William of Ockham (c. 1285–1349) a 14th-century English Franciscan friar is credited with the principle that states that one should not make more assumptions than the minimum needed. This is more commonly known as Occam’s Razor or the principle of parsimony which originates from the Latin phase “lex parsimoniae” or “entia non sunt multiplicanda praeter necessitatem” which translates to “entities should not be multiplied beyond necessity.” This is a principle perhaps better known as KISS or "keep it simple, stupid."
Some examples of this principle in engineering:
As the part count increases for a design, the reliability generally decreases. For example, a bracket that uses bolts to attach it to another structure will have lower reliability if 4 smaller bolts are used rather than 2 larger bolts if each bolt has the same safety factor and hence the same probability of failure.
A design load with a 20% uncertainty used in a sophisicated computer simulation with high precision results will have no better certainty than 20%. Select the simulation method based on the level of certainty of the model parameter certainties.
Sensors have failure modes. Will a sensor used to monitor a design function improve the overall reliability when considering the sensing reliabilities?
Regression models should always be checked against first principles and limiting conditions. If they fail this review then the model and/or data is likely wrong.
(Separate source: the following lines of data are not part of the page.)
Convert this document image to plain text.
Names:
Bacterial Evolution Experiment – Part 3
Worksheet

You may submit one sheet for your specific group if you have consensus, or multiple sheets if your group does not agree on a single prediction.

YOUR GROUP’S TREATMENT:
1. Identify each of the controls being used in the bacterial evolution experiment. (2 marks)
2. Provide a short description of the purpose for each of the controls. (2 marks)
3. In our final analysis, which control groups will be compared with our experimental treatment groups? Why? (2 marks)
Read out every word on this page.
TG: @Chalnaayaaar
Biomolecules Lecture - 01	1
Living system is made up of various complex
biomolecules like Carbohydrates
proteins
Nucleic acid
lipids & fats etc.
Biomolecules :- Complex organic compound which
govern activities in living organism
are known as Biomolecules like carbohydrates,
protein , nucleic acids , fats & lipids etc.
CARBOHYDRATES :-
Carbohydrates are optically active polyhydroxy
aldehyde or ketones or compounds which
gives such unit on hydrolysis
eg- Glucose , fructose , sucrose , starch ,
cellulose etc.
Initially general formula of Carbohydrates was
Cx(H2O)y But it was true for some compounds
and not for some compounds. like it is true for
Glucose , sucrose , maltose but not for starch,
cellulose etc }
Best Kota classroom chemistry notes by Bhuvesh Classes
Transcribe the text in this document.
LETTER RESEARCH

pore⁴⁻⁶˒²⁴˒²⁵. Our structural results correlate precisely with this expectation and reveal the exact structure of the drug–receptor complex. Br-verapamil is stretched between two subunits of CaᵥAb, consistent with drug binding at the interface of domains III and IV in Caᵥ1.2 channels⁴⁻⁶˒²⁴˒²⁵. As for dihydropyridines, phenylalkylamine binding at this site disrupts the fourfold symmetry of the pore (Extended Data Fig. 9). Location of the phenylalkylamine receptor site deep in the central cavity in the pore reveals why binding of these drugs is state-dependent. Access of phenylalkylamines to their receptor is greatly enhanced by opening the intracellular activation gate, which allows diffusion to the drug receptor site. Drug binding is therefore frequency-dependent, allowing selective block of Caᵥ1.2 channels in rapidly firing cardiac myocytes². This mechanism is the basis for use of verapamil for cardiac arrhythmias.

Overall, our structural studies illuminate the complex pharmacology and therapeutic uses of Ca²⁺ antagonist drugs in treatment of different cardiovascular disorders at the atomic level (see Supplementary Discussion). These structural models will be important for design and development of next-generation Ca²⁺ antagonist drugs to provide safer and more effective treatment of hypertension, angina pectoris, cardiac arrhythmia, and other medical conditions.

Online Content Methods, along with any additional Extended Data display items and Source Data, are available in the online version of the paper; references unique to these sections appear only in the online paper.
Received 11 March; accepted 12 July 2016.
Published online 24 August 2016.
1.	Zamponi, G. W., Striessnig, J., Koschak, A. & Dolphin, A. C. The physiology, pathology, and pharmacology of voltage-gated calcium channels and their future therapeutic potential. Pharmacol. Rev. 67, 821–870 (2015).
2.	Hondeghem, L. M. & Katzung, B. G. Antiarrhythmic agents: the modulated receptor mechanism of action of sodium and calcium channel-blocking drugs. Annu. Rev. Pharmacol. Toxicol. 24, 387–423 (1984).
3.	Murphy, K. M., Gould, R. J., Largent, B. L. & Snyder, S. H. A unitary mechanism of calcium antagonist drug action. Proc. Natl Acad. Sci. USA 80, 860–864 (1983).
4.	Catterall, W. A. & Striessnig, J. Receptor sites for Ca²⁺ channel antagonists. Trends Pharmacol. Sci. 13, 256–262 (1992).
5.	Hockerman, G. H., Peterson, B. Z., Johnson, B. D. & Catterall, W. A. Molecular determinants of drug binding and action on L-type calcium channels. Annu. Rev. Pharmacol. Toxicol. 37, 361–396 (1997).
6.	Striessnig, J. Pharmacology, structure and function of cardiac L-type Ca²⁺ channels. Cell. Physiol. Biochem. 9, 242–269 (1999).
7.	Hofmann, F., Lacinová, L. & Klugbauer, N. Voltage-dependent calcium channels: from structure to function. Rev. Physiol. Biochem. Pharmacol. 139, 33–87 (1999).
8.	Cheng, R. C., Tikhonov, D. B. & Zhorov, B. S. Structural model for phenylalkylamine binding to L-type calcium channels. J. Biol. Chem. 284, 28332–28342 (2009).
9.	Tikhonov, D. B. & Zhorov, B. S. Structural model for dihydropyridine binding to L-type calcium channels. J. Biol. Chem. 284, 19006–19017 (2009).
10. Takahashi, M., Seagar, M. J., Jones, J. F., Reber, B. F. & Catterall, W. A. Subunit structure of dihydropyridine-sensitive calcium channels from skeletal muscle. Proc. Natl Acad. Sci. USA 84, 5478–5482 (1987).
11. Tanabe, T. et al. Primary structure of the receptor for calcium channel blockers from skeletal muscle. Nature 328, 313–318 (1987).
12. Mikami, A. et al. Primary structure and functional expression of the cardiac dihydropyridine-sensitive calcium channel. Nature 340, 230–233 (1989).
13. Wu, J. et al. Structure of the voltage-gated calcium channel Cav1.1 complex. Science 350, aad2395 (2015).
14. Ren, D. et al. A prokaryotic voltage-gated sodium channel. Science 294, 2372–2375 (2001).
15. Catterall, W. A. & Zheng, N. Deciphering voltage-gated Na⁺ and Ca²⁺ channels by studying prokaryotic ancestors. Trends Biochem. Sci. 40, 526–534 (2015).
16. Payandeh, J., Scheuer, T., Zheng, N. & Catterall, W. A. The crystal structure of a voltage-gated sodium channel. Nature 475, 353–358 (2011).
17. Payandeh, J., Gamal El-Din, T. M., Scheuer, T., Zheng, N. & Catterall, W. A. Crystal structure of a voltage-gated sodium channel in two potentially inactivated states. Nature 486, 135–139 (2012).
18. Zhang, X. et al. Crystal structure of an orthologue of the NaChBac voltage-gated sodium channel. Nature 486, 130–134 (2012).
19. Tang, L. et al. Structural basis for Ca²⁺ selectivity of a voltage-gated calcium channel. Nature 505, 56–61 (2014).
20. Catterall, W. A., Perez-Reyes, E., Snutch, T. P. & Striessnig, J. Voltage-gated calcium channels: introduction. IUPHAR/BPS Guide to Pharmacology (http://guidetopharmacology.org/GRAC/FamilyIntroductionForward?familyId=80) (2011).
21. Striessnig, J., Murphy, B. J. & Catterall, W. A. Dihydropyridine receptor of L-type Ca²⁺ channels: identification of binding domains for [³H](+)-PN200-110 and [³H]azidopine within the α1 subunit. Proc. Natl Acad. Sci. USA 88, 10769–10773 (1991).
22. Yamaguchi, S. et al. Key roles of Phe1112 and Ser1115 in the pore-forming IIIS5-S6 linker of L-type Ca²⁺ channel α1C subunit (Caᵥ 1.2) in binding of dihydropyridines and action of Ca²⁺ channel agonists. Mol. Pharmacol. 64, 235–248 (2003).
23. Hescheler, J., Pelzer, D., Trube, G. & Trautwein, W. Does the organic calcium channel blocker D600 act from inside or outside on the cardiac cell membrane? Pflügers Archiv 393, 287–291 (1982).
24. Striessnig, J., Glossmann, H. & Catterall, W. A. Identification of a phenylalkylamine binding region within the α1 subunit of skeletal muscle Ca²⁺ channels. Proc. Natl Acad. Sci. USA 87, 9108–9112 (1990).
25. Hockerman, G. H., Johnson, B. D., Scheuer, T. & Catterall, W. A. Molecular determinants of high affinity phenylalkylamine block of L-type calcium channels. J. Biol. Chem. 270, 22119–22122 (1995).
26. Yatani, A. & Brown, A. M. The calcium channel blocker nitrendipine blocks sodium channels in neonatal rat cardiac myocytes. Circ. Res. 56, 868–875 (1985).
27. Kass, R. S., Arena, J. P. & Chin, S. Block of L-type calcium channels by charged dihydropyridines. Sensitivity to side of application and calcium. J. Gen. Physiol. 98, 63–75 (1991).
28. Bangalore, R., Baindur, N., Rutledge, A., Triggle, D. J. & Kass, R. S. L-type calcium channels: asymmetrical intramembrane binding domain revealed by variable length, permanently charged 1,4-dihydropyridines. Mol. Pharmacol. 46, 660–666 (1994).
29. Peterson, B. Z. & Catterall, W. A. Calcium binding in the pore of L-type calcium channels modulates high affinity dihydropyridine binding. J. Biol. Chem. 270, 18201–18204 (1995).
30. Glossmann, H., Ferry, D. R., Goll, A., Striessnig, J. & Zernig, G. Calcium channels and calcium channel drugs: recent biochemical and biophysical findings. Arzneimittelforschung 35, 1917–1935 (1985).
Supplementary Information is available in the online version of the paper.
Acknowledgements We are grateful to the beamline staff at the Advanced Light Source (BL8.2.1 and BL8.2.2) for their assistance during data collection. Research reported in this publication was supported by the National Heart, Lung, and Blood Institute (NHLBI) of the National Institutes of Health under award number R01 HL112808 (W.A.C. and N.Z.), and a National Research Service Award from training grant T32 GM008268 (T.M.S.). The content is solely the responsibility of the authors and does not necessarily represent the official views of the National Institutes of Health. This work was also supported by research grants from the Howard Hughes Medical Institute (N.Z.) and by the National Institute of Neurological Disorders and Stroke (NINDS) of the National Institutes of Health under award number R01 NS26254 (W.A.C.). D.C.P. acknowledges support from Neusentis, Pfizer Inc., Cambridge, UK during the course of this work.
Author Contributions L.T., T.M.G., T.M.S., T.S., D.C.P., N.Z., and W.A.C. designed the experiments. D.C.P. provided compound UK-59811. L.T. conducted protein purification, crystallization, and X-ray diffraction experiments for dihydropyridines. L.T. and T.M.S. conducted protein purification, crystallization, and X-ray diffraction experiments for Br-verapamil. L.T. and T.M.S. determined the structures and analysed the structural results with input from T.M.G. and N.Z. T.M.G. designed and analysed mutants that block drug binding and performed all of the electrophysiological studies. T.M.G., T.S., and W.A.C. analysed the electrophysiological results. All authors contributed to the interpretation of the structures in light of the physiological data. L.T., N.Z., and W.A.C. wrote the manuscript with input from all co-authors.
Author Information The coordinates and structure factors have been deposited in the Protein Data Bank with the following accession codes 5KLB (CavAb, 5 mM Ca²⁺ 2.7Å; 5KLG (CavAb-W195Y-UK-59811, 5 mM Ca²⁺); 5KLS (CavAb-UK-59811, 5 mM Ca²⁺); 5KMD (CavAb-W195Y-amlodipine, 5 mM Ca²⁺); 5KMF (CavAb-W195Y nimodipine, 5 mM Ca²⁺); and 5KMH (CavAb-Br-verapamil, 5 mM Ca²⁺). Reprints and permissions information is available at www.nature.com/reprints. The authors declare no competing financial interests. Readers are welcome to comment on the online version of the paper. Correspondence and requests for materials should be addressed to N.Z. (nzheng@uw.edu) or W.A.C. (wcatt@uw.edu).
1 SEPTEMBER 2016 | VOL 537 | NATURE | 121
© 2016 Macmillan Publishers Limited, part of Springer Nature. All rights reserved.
The simpliest regression model should always be used and in many cases will be linear.
Test data should always be used in the context of the test and measurement methods. It is very difficult to simulate the real world useage in the laboratory.
A simple test is better than no test as long as the context of the test and quality of the data are understood.
The first calculation ever made for any concept and idea should be by pencil on a single sheet of paper. Anything more is a waste of time. If the concept doesn't pass the first principle test it doesn't have a chance of passing a sophisicated computer simulation.